Once you have the roll dies in place and the steel loaded up, a roll form machine will run at a consistent, rapid pace. The faster it runs, the cheaper the components.
However, there are of course several different factors that influence run speed.
- Machine’s speed limitations -- Just like cars, some roll form machines are initially built to run faster than others.
- Number of roll dies in the sequence -- If a machine only has ten roll die stations, each station is taking 1/10 of the work. In that case, each station is doing more work than a machine with twenty stations, which would only take 1/20 of the work. The less work each station has to do, the faster the metal can run through the machine and still produce a good, stress free part.
- Roll die diameter -- If you remember your high school physics lesson about tangential velocity, you'll understand that larger diameters result in faster run speeds, making them cost effective.
- Length of the final product -- Very short parts take longer to run through a roll form machine. This relates to the time it takes the flying cutoff die carriage to return to the start position before it must accelerate and cut off the next part. Every time the die cuts off a piece of metal, it has to retract back and accelerate to punch the next one. This is why a short part can become the limiting factor.
- Pre-punch strokes -- Since the metal strip needs to stop momentarily to receive its punched features, the more features that can be punched per stop, the faster the parts will run. Dahlstrom die designers make sure punched parts stop for the least amount of time. “Slack loops” in the coil strip between the pre-punch press and the roll forming line allow the roll tools to run continuously… but the loops can only take up so much slack!
- Unloading time -- If a part is extremely heavy or long, it will require mechanical assistance to move from the machine.
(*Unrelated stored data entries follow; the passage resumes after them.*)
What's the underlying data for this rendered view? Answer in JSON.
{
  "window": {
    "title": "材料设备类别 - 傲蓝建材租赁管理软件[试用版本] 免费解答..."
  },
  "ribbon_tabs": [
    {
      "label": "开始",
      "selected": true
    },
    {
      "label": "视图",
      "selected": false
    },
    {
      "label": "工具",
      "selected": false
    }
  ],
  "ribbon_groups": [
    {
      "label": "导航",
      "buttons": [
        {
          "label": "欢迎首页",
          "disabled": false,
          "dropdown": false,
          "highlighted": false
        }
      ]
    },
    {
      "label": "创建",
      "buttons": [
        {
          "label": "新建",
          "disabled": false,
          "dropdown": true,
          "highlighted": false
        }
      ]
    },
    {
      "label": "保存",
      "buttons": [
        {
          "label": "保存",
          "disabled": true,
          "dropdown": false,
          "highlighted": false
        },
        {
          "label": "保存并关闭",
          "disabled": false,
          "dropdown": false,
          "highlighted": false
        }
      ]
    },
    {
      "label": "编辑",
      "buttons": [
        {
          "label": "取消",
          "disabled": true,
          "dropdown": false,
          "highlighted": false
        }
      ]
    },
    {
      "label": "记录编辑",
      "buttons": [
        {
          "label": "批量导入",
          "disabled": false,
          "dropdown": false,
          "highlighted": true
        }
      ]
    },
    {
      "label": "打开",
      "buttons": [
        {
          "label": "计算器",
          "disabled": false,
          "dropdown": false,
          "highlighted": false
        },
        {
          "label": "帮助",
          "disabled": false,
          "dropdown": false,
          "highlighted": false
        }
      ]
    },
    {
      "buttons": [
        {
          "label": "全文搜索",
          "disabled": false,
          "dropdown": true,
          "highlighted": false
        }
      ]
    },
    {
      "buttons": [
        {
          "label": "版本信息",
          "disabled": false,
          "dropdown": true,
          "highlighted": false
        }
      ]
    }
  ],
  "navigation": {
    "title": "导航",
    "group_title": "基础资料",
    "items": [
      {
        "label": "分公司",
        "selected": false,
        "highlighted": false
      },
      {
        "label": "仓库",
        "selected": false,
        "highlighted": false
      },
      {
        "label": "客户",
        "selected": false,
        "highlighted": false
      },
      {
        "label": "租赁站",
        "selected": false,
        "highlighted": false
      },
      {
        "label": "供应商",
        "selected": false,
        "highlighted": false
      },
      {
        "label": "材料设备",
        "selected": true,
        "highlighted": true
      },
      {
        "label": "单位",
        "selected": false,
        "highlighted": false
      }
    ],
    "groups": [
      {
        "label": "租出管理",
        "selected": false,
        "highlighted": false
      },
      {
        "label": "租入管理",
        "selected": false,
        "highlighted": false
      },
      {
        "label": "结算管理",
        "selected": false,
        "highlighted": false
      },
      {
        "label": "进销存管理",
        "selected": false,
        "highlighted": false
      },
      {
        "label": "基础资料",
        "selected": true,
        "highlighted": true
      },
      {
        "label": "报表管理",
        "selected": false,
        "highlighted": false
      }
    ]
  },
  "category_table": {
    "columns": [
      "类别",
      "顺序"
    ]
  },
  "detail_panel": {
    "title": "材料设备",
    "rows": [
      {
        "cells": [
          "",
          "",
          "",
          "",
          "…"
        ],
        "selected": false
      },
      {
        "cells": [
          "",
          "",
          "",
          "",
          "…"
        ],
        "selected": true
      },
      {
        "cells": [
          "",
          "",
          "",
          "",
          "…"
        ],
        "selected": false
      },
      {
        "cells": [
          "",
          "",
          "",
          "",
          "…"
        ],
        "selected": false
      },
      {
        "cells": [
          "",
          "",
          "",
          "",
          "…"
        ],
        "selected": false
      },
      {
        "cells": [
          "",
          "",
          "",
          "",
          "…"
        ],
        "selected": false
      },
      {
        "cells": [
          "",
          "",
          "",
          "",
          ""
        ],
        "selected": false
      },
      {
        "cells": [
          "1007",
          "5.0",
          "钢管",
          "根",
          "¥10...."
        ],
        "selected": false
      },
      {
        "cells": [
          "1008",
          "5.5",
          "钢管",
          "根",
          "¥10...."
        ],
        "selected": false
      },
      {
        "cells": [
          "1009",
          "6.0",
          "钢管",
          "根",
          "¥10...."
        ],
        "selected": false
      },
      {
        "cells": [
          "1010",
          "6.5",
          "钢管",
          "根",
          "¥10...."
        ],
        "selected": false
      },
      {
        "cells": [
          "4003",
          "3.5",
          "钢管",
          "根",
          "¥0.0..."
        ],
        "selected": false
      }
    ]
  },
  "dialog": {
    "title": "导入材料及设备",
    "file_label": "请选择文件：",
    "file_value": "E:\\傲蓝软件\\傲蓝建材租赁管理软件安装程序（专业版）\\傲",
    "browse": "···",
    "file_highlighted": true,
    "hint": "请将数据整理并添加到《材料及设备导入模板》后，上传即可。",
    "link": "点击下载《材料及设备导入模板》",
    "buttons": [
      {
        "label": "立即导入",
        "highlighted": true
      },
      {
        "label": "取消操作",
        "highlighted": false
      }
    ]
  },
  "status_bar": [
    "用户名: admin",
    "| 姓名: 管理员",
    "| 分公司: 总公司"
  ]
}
This can slow the process down as the machinist waits for each piece to be moved.
Materials make up the bulk of roll forming costs. Raw materials can be anywhere from 40-80% of the final cost.
The cost of a material depends on three factors: material thickness, market cost, and its scrap factor.
A thin, inexpensive material (like thin carbon steel) can take up 40-50% of the cost. If the material is heavy and expensive (copper, bronze, stainless steel), it reaches up to 80% of the total price.
The great thing about custom roll forming is that it produces little scrap - on average, only 0.5 - 3% scrap is produced. This makes it very cost effective, and there won’t be as much monetary or material waste once you buy the materials.
Knowing how critical raw material cost is, Dahlstrom is constantly watching the world metal markets to ensure we take the optimal action for any customer’s supply pipeline.
How to Reduce Per-Part Cost
Overall, custom roll forming is one of the least-wasteful and most-affordable metal manufacturing processes available. We might be a little biased -- but the facts speak for themselves!